Add to this the biological imperative that it is women who actually bear children and will need some time off work, even if only the 24 hours or so it actually takes to give birth. So why aren’t we more concerned about the provision of childcare? I know that small businesses will say that they cannot afford the cost of provision, and I now from running business childcare and maternity leave/cover are not insignificant costs to businesses, but if we are serious about keeping talented women in the workplace we must find ways to provide adequate childcare. If we did that at a societal, public policy level, free childcare for under 5’s for example, there would be no burden on individual businesses.
There would be a tax burden, of course, but what do we pay taxes for? To provide services for children is certainly one of them. As taxpayers we readily accept that education is free for all between the ages of 5 and 18 so why is an extension of that policy so hard to stomach? And if we retained a greater proportion of talented women in the workplace and made it possible for them to stay in the promotion pipeline they would themselves be tax payers and tax revenues would increase.
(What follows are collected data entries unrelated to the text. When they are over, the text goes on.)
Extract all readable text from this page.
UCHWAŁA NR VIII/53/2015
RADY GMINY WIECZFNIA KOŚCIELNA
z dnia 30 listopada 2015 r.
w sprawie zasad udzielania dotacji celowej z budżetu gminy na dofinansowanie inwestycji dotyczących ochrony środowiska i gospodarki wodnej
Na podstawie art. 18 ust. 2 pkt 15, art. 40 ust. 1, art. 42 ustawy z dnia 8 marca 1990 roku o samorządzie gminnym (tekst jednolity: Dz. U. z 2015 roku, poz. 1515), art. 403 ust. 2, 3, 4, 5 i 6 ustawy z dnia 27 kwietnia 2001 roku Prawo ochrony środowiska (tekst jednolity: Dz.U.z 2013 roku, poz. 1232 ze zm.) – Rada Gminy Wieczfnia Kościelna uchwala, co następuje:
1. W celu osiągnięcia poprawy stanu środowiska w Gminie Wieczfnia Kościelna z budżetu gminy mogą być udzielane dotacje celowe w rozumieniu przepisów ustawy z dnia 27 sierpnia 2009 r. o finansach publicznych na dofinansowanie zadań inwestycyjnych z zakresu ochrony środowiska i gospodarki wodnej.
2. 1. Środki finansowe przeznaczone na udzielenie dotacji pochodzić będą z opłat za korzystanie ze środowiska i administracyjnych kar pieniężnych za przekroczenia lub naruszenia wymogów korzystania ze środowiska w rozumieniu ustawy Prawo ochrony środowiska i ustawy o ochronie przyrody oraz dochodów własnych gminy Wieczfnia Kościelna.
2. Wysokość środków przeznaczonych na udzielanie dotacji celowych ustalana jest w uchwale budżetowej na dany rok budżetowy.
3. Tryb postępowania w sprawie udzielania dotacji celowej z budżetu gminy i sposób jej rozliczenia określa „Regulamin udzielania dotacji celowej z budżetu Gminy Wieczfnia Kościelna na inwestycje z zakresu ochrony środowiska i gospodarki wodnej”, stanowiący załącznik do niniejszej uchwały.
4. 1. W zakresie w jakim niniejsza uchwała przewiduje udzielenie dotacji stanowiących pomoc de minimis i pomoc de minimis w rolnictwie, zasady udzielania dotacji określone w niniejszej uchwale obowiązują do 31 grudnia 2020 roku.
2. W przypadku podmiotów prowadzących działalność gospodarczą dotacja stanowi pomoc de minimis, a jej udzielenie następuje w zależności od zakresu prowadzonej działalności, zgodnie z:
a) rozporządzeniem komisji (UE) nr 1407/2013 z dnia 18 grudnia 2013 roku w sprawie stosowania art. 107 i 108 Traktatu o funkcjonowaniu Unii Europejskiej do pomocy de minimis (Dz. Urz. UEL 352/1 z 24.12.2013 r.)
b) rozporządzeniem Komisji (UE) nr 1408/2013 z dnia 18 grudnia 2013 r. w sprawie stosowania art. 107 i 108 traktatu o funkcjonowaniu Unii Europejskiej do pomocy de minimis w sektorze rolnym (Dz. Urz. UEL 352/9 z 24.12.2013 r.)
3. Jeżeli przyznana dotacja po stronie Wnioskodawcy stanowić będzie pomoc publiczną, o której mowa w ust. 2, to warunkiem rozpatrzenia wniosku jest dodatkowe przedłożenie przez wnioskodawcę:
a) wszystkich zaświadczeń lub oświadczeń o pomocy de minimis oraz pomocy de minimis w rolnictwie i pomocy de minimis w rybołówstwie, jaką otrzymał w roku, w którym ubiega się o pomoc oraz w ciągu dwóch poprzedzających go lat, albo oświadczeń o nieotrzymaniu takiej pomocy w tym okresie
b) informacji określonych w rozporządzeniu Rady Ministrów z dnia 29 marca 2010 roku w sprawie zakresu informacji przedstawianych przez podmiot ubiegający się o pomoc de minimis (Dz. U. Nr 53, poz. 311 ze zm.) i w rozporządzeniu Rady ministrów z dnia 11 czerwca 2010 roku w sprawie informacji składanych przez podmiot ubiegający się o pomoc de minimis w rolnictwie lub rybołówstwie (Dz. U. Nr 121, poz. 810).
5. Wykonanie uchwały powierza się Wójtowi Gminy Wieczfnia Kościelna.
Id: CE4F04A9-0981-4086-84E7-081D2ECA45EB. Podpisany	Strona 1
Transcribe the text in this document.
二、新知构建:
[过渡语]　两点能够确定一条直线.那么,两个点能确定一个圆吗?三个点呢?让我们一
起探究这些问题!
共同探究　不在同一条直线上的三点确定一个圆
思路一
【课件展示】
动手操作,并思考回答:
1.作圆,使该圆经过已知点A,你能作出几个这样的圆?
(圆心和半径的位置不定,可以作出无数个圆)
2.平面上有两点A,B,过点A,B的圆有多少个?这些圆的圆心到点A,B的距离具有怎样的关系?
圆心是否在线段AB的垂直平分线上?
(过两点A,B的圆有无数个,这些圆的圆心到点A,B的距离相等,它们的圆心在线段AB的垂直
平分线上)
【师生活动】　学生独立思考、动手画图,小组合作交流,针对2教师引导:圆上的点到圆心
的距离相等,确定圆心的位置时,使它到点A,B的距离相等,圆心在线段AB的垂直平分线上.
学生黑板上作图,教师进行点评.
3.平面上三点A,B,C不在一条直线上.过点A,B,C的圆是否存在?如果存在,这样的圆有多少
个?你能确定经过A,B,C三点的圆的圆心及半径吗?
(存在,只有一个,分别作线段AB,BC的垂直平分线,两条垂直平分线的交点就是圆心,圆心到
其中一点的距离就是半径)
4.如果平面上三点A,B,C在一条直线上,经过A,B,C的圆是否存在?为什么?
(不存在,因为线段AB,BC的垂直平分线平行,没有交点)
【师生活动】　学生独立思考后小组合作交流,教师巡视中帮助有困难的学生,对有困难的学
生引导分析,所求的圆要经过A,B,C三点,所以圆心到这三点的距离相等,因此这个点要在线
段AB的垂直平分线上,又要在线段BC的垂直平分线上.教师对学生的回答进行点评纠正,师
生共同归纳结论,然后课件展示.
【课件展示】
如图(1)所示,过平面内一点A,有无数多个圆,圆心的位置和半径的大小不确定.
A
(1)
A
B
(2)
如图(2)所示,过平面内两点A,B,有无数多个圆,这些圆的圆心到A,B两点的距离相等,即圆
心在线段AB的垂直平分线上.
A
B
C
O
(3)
I’m aware that this argument is probably simplistic on a national economic level and economists can probably find lots of reasons why this might not work but if we are serious about keeping women in the workplace we need to find ways to make childcare happen.
And finally, we women need to help ourselves. I was at a meeting recently at which women, there to discuss the question of women on boards, instead let the discussion develop into a competition about how many hours they worked, how red eye flights they’d clocked up since the start of the year, how many meetings they’d crammed into the last 24hrs, how they had to be 1x, 3x, 10 times better than any man. Think of the old Monty Python sketch of the Yorkshiremen competing with each other over which had had the most deprived childhood and substitute late nights and air miles for holes in the road and you get the picture.
Stop. Just stop Stop now! Stop trying to out male each other. If the only way to climb the greasy pole is by mimicking the testosterone fuelled way men go about business then even when those women get onto boards they will contribute nothing to diversity. I say this not as a woman who believes in “the divine feminine” and all of that nonsense. I speak as a woman who is able, dedicated and one who has spent most of her working life in traditionally male industries, like biochemicals and engineering. Women, and crucially men too, need to find a sensible work life balance. The more that women perpetuate this idea that they need to follow the male patterns of behaviour the slower will be the speed of change towards genuine diversity on boards.